Back in the Anthropocene, before "Pyrocene" was coined, I lived in the Northwest, and sometimes saw big stacks of branches and brush amidst the forests of the Cascades. Evidence, I learned later, of an awareness of the fire hazard these forests pose to nearby communities. By clearing and burning the isolated debris piles, potential fires are denied "ladder fuel" that leads to dangerous crown fires, keeping flames low and easier to contain and extinguish.
The megafires of the West, while a large part of Ignition, aren't the only fires we're dealing with, however. Hundreds of fires are burning in the Appalachians as I write, and a recent New York Times article tells us that since 1990, shrub- and grass fires burned more U.S. land and destroyed more homes than forest fires.
Why so many, so hot, and so diverse? In addition to massive fuel loads from a lack of controlled burns since the mid-1900s, there are the positive feedback loops of climate change. More fires contribute to more hot and dry weather, which contributes to more fires, and so on. Literally hundreds of megatons of carbon are thrown into the atmosphere from the millions of acres burned in the U.S. and Canada every year.

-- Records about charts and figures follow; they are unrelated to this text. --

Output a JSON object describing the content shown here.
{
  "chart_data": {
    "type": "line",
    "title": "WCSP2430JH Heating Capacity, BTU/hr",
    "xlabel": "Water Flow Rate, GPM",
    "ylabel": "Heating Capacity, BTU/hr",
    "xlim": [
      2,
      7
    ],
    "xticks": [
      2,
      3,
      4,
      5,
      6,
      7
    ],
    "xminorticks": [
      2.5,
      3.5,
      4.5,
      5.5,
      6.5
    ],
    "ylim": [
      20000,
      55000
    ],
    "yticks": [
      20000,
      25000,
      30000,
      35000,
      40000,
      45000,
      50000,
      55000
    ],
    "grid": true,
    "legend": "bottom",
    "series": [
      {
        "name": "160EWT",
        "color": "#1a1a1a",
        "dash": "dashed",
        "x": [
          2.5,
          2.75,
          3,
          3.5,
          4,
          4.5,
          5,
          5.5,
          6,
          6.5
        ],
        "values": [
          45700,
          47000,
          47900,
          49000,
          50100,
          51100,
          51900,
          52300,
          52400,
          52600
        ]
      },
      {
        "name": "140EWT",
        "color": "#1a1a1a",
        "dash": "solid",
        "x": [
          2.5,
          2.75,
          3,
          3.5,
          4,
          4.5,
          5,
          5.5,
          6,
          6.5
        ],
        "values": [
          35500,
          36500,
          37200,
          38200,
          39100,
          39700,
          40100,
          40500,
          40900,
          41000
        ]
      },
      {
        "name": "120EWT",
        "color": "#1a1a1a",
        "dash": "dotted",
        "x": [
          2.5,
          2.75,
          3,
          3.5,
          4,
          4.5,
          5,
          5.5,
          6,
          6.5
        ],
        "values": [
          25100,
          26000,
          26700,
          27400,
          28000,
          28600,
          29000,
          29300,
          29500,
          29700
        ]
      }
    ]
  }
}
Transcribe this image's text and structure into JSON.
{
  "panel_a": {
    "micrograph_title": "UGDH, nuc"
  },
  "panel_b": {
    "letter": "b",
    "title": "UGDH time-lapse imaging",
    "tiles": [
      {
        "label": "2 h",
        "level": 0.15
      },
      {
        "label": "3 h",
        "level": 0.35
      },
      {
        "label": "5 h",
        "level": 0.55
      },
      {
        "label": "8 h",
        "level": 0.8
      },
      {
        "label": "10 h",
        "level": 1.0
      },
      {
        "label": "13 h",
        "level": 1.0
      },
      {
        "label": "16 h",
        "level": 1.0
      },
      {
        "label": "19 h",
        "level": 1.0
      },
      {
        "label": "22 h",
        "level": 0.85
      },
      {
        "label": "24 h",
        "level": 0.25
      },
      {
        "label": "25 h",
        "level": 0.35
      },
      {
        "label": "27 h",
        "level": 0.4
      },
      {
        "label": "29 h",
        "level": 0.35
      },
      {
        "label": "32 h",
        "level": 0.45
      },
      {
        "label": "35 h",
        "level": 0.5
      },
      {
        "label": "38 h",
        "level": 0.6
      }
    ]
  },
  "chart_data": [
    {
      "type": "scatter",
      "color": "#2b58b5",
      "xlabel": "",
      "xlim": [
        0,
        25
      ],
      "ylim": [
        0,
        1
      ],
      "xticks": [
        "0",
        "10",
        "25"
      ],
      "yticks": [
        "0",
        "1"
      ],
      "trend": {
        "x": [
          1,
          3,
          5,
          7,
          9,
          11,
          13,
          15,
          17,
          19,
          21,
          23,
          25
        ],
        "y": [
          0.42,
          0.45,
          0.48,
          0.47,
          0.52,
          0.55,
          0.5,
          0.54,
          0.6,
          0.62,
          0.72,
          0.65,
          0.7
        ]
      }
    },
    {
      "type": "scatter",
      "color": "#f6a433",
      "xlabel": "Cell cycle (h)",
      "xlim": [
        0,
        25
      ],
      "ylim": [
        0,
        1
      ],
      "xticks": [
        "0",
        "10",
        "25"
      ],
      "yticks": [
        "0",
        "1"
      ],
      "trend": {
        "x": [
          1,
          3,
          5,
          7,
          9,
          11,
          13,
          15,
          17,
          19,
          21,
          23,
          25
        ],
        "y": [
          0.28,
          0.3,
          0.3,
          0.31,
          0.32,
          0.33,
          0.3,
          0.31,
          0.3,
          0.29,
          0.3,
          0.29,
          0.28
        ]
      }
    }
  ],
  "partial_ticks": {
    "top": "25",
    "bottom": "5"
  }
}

I’ll give M.R. the final word:
“When journalists and media outlets cover these events, they should consider the intensity and magnitude of the disturbance and how far outside the historical average it is. Is a wildfire within an average fire-return interval? Have people changed or altered a place’s fire regime by suppressing fires? Is a fire performing necessary ecosystem functions? We need this greater understanding of the context of fire science in order to have better policies in place that protect our landscapes and communities into the future.”
-Jake Vail is an Information Services Assistant at Lawrence Public Library.